Hier, à 7h50, j’entrais dans une cour d’école et je devais être le premier non-encore autorisé à le faire en ce dimanche matin car en effet, seuls les gens faisant partie des équipes de scrutation et de bonne application des règles de vote pour le premier tour de ces élections législatives étaient censés pouvoir aller et venir à leur gré dans cet établissement d’enseignement primaire. Mais moi, plutôt que d’attendre sur le trottoir (ça fait vite mauvais genre, je trouve), je suis allé m’asseoir sur un banc près du bureau dans lequel je suis inscrit et j’ai attendu 8h, tranquillement, en lisant quelques pages de Pot-Bouille, le Zola que j’ai en cours, le 10ème sur 20. Et quand la cloche a sonné, je me suis levé pour aller faire mon devoir de citoyen. Comme le bon élève, le bon petit soldat que je suis, malgré tout, n’en déplaise aux autres.

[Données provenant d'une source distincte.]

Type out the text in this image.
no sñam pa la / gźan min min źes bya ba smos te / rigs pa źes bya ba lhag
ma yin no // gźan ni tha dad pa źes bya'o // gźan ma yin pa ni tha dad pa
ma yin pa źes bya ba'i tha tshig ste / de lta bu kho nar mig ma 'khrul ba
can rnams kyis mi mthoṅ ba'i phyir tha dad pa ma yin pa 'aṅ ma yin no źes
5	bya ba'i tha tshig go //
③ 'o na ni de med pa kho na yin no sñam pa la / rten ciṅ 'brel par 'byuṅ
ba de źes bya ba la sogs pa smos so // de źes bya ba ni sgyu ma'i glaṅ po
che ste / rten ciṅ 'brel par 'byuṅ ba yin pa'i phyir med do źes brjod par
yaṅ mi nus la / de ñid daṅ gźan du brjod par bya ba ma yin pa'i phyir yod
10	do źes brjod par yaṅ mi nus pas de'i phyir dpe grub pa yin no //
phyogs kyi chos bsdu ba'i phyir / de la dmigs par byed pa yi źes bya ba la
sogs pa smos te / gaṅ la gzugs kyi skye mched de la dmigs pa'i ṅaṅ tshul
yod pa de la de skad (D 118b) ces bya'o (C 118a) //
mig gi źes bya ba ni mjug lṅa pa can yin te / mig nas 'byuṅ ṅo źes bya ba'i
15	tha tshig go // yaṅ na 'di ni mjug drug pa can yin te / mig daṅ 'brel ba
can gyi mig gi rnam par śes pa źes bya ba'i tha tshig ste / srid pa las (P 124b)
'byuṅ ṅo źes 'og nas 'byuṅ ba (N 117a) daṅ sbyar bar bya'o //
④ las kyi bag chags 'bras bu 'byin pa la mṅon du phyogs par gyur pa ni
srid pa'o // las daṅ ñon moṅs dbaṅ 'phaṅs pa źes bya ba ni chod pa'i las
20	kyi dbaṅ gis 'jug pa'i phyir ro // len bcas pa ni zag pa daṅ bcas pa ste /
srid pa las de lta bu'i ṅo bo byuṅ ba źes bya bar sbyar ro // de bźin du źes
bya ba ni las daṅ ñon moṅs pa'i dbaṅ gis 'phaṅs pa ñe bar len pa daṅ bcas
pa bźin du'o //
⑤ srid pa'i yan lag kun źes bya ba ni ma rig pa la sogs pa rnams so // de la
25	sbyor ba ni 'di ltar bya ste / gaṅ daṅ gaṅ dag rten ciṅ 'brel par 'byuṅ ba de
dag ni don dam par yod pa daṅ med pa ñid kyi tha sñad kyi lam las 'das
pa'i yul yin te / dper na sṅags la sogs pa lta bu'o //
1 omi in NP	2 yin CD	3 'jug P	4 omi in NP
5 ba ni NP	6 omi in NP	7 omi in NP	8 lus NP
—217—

Mais, pendant que je lisais, d’autres gens sont venus attendre l’heure d’ouverture du scrutin et je me suis retrouvé en sixième position derrière d’autres encore plus vieux que moi. Mais comme j’avais le bulletin du candidat à qui j’allais donner ma voix dans ma poche, je n’ai pas perdu de temps pour en choisir sur la table, je n’ai pris qu’une enveloppe et je suis allé directement dans l’isoloir et j’en suis ressorti très vite et je me suis retrouvé le premier à voter dans ce bureau n°3. J’aurais pu demander si j’avais gagné quelque chose en terminant le premier devant les autres plus vieux que moi mais je me suis abstenu car je pense que l’humour n’est pas forcément de mise dans un tel endroit, si officiel et si solennel. Non, si officiel, c’est tout car finalement, ce n’est pas si solennel que ça, si on y regarde de plus près, les choses ont bien changé.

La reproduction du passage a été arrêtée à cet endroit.